The partnership between the United Nations Environment Programme and the Polar Cap Productions, Inc., the film’s production company, was unique. The United Nations applauded the film’s message in this official statement:
“Of all the canaries in the climate coal mine, the polar regions and the mountain glaciers are singing the hardest and the loudest,” said Achim Steiner, UN Under-Secretary General and Executive Director of the United Nations Environment Programme. “Mark Terry’s new climate change documentary The Antarctica Challenge: A Global Warning underlines these realities with some of the latest and increasingly sobering scientific findings.”
The film, which was released on DVD by PBS on March 30, 2010, reports on diminishing populations of penguins and marine life, grass growing in the world’s largest desert, startling new data on the ozone hole and the imminent rise in the world’s sea level due to the accelerated melting of Antarctica’s land ice. View the trailer.
The film’s director, writer and producer Mark Terry is touring with the film to continue his mission of educating the world of these new environmental discoveries that will impact on all of us.
If you’re interested in sponsoring film’s screening at either of these events, please contact Mark directly.
About Mark Terry (Producer, Writer, Director).
Documentary filmmaker Mark Terry has been producing award-winning films in Canada for more than 20 years. A Member International of The Explorers Club, Mark has travelled the world for his films, achieving the rare feat of setting foot on all seven continents.
Mark also produced and directed the documentary feature We Stand On Guard which chronicled the first 100 years of Canadian military service and saw Mark serve with the Royal Canadian Regiment in war-torn Kosovo.
Mark’s film career has taken him to the Painted Desert in Australia, the Sahara Desert in Egypt, Ecuador and Venezuela in South America, Hong Kong, Kowloon, Lantau Island and Macau in Asia and throughout Europe, North America and the Caribbean.
The mountain ranges Mark has climbed include the Rockies (Canada and the US), the Andes (Ecuador and Argentina), the Alps (Italy and Switzerland), the Carpathian Mountains (Romania) and the Sar Mountains (The Balkans).

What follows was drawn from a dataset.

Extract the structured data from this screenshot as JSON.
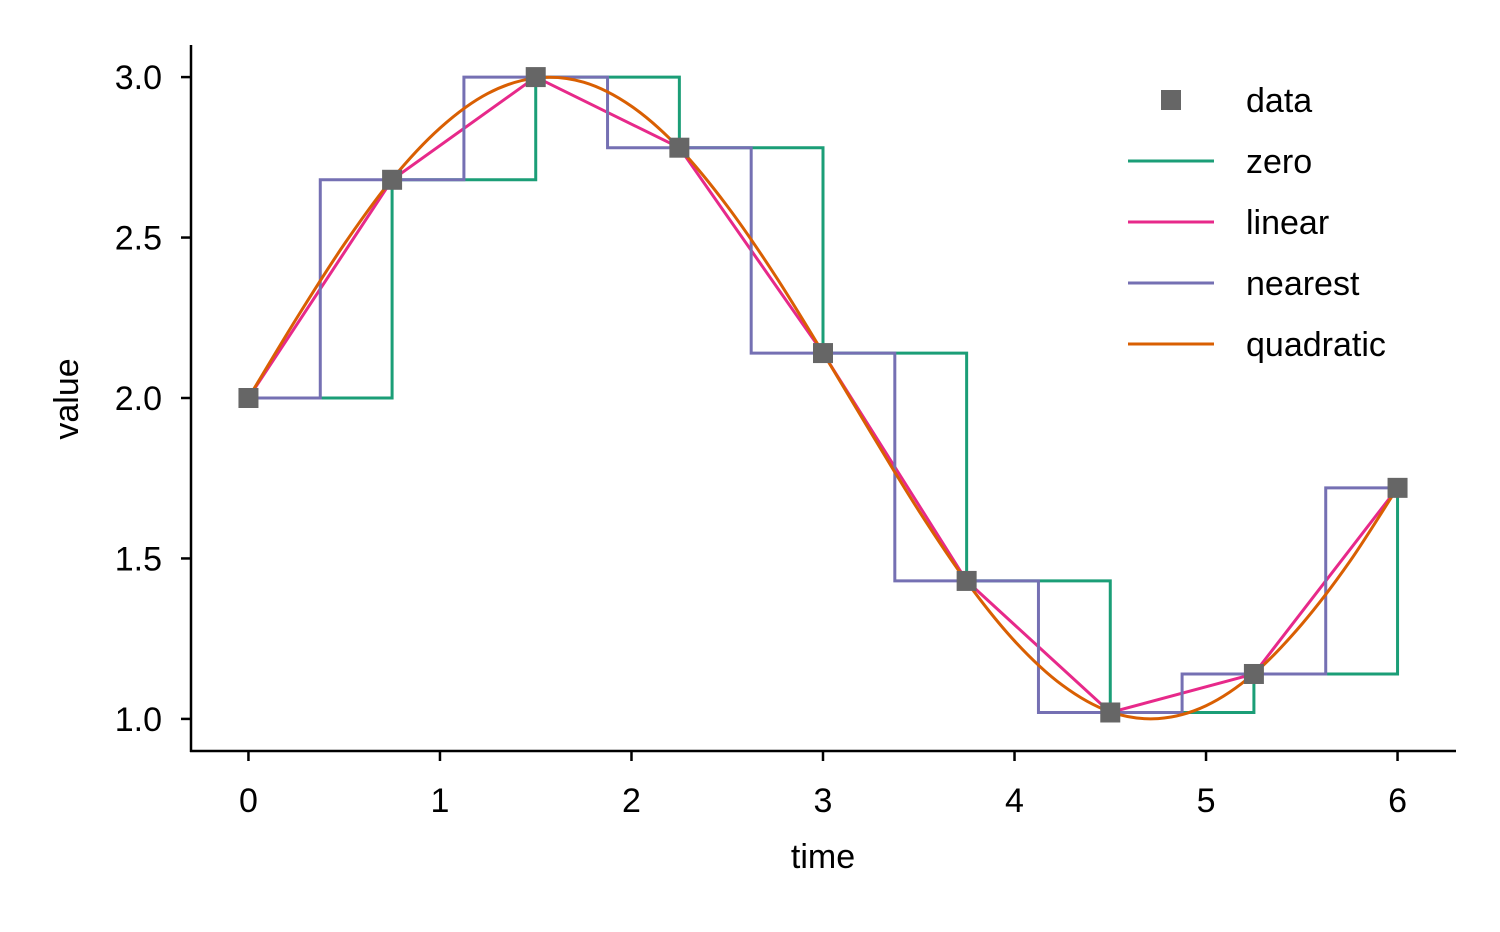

But of all the destinations Mark has visited in the world, he is most fascinated by the polar regions. Having traveled to the Arctic here in North America several times, Mark has now completed a documentary on Antarctica focusing on studies made there during International Polar Year (March 2007 to March 2009).
In addition to belonging to the professional organizations The Academy of Canadian Cinema & Television, the Documentary Organization of Canada and the International Documentary Association, Mark is also a member of the following environmental organizations: The Royal Canadian Geographical Society, Canadian Council for Geographic Education, the Canadian Network for Environmental Education and Communication, the Ontario Society for Environmental Education, the Canadian Organization for Tropical Education and Rainforest Conservation, Nature Canada, the Canadian Circumpolar Institute and the University of Alberta Northern Research Network.
About myEARTH360.com
Founded by Lynn Hasselberger, an environmentalist and mom concerned for her son’s health and future, myEARTH360.com offers eco-friendly products from the eco-practical to the eco-chic. The company’s mission is to help others transition to an earth-friendlier lifestyle. A portion of all sales is donated to the National Environmental Education Foundation (NEEF).
Lynn’s mission is to provide information and solutions to help others not only lead an earth-friendlier lifestyle, but take action for clean air, clean water and safe food. She is a contributing editor to a variety of online publications.